The European Federation of Cinematographers
The main purpose of the Federation is to champion and uphold the high standards achieved by the Cinematography Profession, and via a constant exchange of experience to promote the spread of that highly-specialised culture on which the long-standing technical and artistic quality of the European Cinema industry is firmly based.
One of the things that most concerns us, is making – by using our artistic and technical knowledge – an even more worthwhile contribution as IMAGO to improving and maintaining technological equipment and also the quality of screening in cinemas.
Thus ensures that all the work that we, together with the directors and their collaborators, put into making a film, and the resulting quality, may be fully appreciated by movie-goers who, in many instances, are nowadays obliged to watch films which, owing to technical inadequacies and shortcomings, do not come up to the standard of the original.

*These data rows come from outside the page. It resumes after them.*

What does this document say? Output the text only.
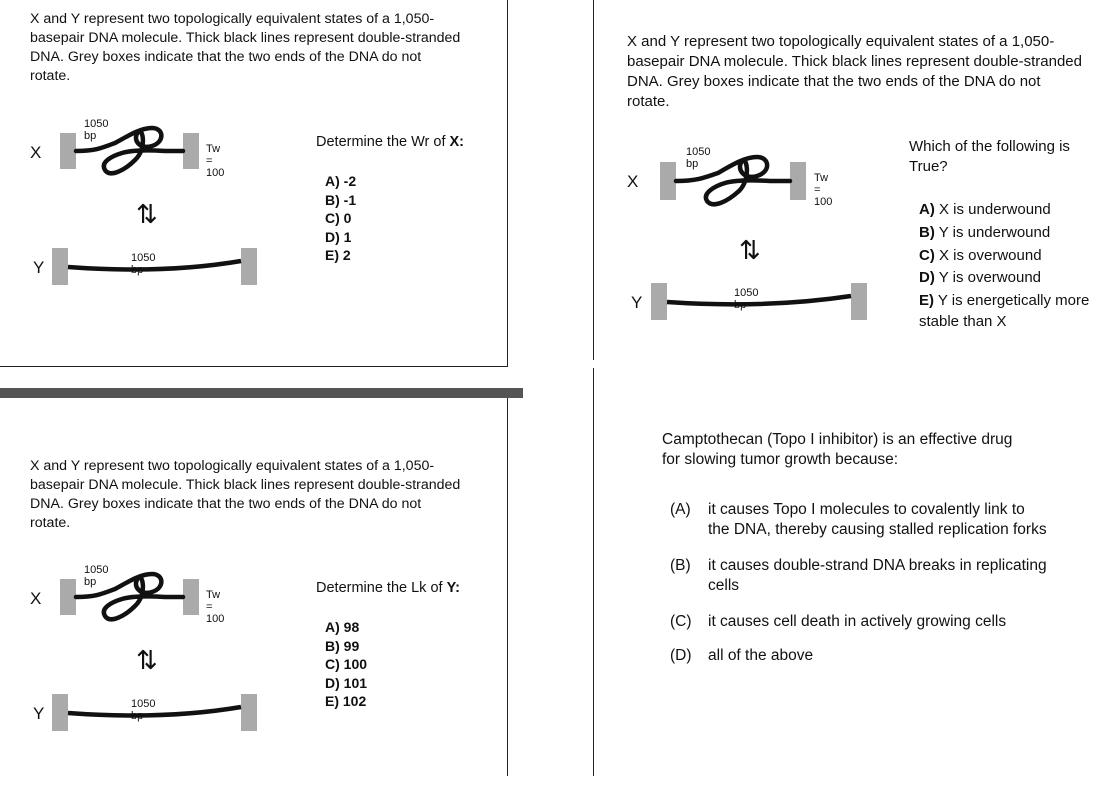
X and Y represent two topologically equivalent states of a 1,050-
basepair DNA molecule. Thick black lines represent double-stranded
DNA. Grey boxes indicate that the two ends of the DNA do not
rotate.
X
1050 bp
Tw = 100
Y	1050 bp
⇅
Determine the Wr of X:
A) -2
B) -1
C) 0
D) 1
E) 2
X and Y represent two topologically equivalent states of a 1,050-
basepair DNA molecule. Thick black lines represent double-stranded
DNA. Grey boxes indicate that the two ends of the DNA do not
rotate.
X
1050 bp
Tw = 100
Y	1050 bp
⇅
Which of the following is
True?
A) X is underwound
B) Y is underwound
C) X is overwound
D) Y is overwound
E) Y is energetically more
stable than X
X and Y represent two topologically equivalent states of a 1,050-
basepair DNA molecule. Thick black lines represent double-stranded
DNA. Grey boxes indicate that the two ends of the DNA do not
rotate.
X
1050 bp
Tw = 100
Y	1050 bp
⇅
Determine the Lk of Y:
A) 98
B) 99
C) 100
D) 101
E) 102
Camptothecan (Topo I inhibitor) is an effective drug
for slowing tumor growth because:
(A)	it causes Topo I molecules to covalently link to
the DNA, thereby causing stalled replication forks
(B)	it causes double-strand DNA breaks in replicating
cells
(C)	it causes cell death in actively growing cells
(D)	all of the above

With a view to obtaining the legal recognition which would permit us to more effectively uphold this fundamental requisite of quality, in other words, to defend quality in the cinema, we aim to work simultaneously to have the Cinematographer recognised as co-author of the Film, which the Italian AIC and the Spanish AEC already do in their credits with a more appropriate and correct term that literally translated means ”Author of the Photography”. Legislative bodies are also beginning to acknowledge the legitimacy of the Directors of Photography (DoP) right to be recognised as co-author, but a great deal of work still has to be done.
Another important field in which IMAGO will take action, both by urging government intervention and becoming directly involved, is the methodical preservation and restoration – which can no longer be delayed – of our vast European cinematic heritage.
Operations such as these, require a financial commitment that is way beyond IMAGO’s own possibilities. Even, as far as IMAGO’s share is concerned, they cannot be undertaken without the responsible and creative participation, on a permanent rather than casual basis, of Cinematographers who are often the on-the-spot or secondary witnesses of Cinema history in the making.
Naturally, the complex and many-sided activities related to these primary objectives imply extremely high costs, over and above the general expenses of administration: the organisation of Meetings on general or specific themes concerning new technologies used in shooting and projecting a film and also in film preservation to be held in the headquarters of the different national societies in turn,
- the publication and distribution of books and technical magazines,
- the organisation of specialised workshops, seminars and exhibitions,.
- the support of professional education,
- the support of professional festivals like CAMERIMAGE in Łódź / Poland; MANAKI BROTHERS / Macedonia and eDIT Film Festival Frankfurt/Germany
- the planning and co-ordination of research into the cinematographic image, at a European level.
- the initiative and official trips undertaken by one or more members of the Management Council to interest the competent European and, at a more general level, international authorities in this very important profession of ours, without which the cinema industry could not hope to survive.